Now also seems like a good time to mention that the names I use on this blog are not the actual designations of people and places in the real world. Back in 2008, when I started this site, I borrowed the tradition from another blogger of using pseudonyms to protect mine and others' anonymity. Nine years after the fact, the practice has stuck, so I leave it to you to divine the real places behind the made-up monikers. Arctic State and Iceport will probably be easy enough to decipher, but if you manage to ferret out where White Venice is then you deserve some kind of award.

I very much appreciate the number of you who read and commented on the last post. I'd been away from regular blogging for quite a while, and the warm welcome back was heartening indeed. I'm looking forward to following your journeys as you follow mine.
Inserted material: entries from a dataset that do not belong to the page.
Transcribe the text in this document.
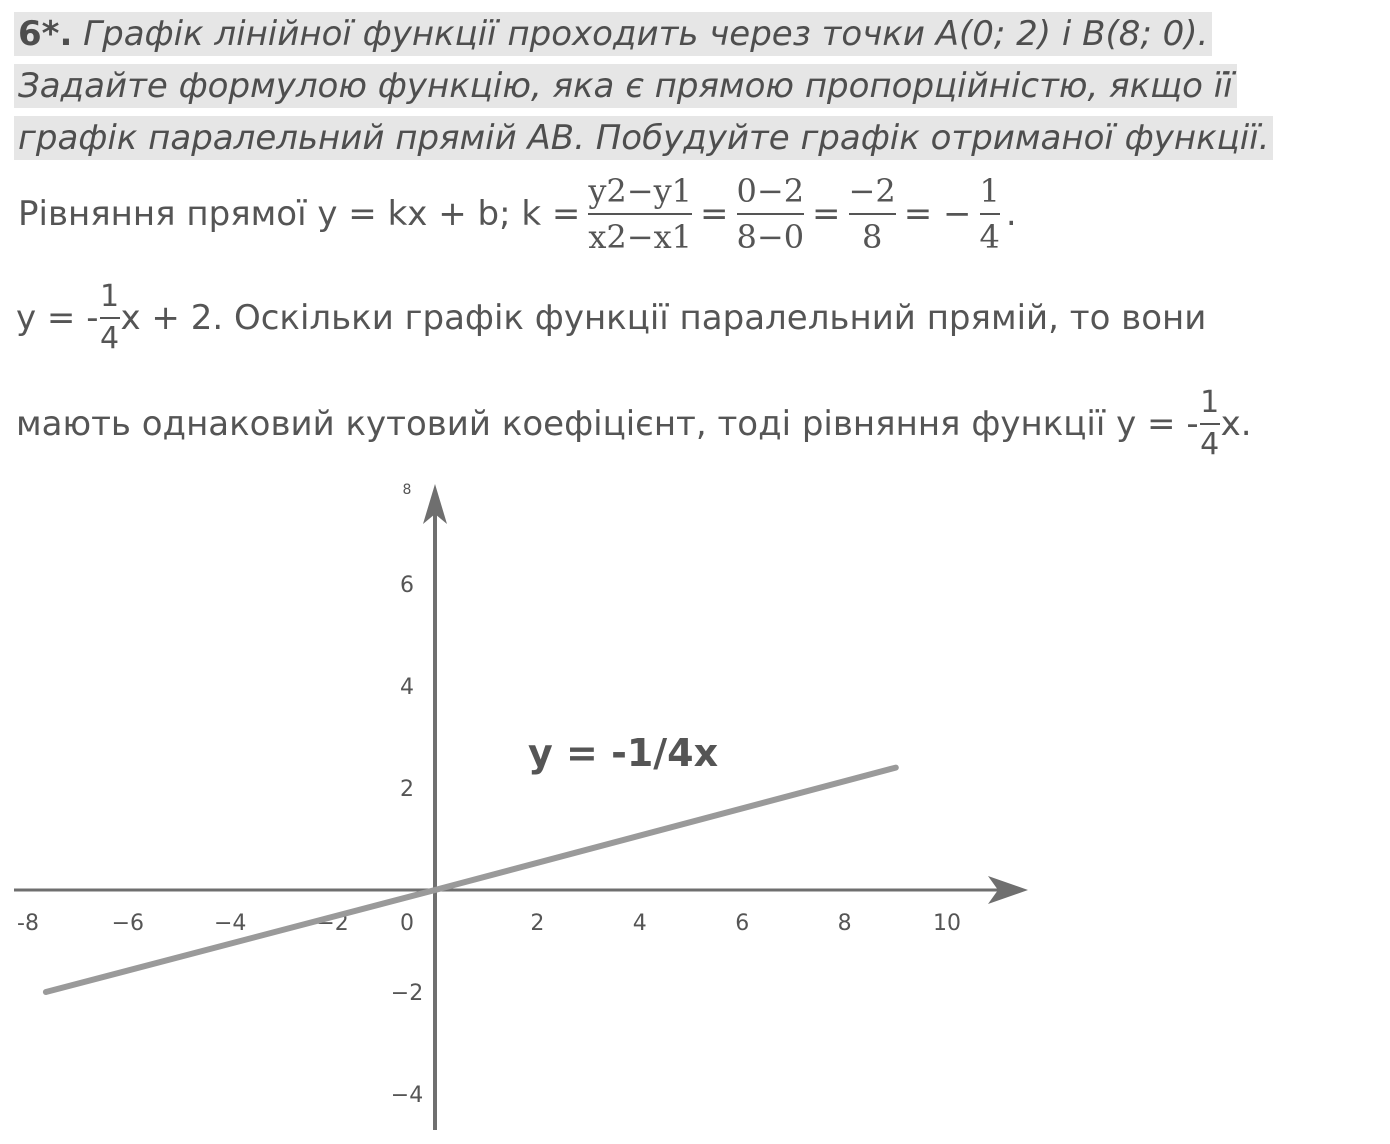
6*. Графік лінійної функції проходить через точки A(0; 2) і B(8; 0).
Задайте формулою функцію, яка є прямою пропорційністю, якщо її
графік паралельний прямій AB. Побудуйте графік отриманої функції.
Рівняння прямої y = kx + b; $k = \frac{y2-y1}{x2-x1} = \frac{0-2}{8-0} = \frac{-2}{8}$ = − $\frac{1}{4}$ .
y = - $\frac{1}{4}$ x + 2. Оскільки графік функції паралельний прямій, то вони
мають однаковий кутовий коефіцієнт, тоді рівняння функції y = - $\frac{1}{4} x$.
-8	−6	−4	−2 0	2	4	6	8	10
8
6
4
2
−2
−4
y = -1/4x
It seems we're going such interesting places.

5 comments:

Arizaphale said...

Yes. The loneliness. I remember. It does pass. You make connections, whether in the local community or in the nearest large community. A friend of mine moved to a small Caribbean island last year for work and spent the first 6 months wondering what on earth she'd done. She loves it now. I met the BA's Dad in my first year teaching in the bush; and despite the fact that our marriage didn't last, I still have the beautiful BA and still have a pretty good relationship with her Dad and his 'new' wife. That time we both spent in the bush seems to forge an unbreakable bond. Shared experiences. The craziness of isolation and the quirks of country life. I am still in contact with a number of the people I met in that first place and several from the second (which was much more like White Venice). Hang in there. We are all with you in spirit.....

Bijoux said...

I was wondering about the place names! I have let down my guard on some of my anonymity blogging, but I do totally get it.

It's been a long time since I felt lonely. Probably when we moved and I had my first child. There's a certain isolation that new mothers feel, when you have left your job and don't have friends nearby, and then are faced 24/7 with a crying baby. I hope you are able to make some good connections, even if they are only platonic.

Pixel Peeper said...

I can imagine how it feels to stand at the edge of the earth...with nothing but snow and ice in front of you. But remember, there's a community behind you. It sounds like your time there is fairly short. You'll make friends, and the time alone can be devoted to writing and taking pictures.

Hey, at least you weren't left behind on Mars, like the guy in "The Martian." That would be lonely.

Mary Kirkland said...

I can't imagine moving some place with only 400 people. I live in Las Vegas and this town is 24/7. Not sure I could get used to a small place again.

Cara said...

Brooo where you at? I will find you! Wondering about loneliness and God's plan, eh? Same. Let's be friends.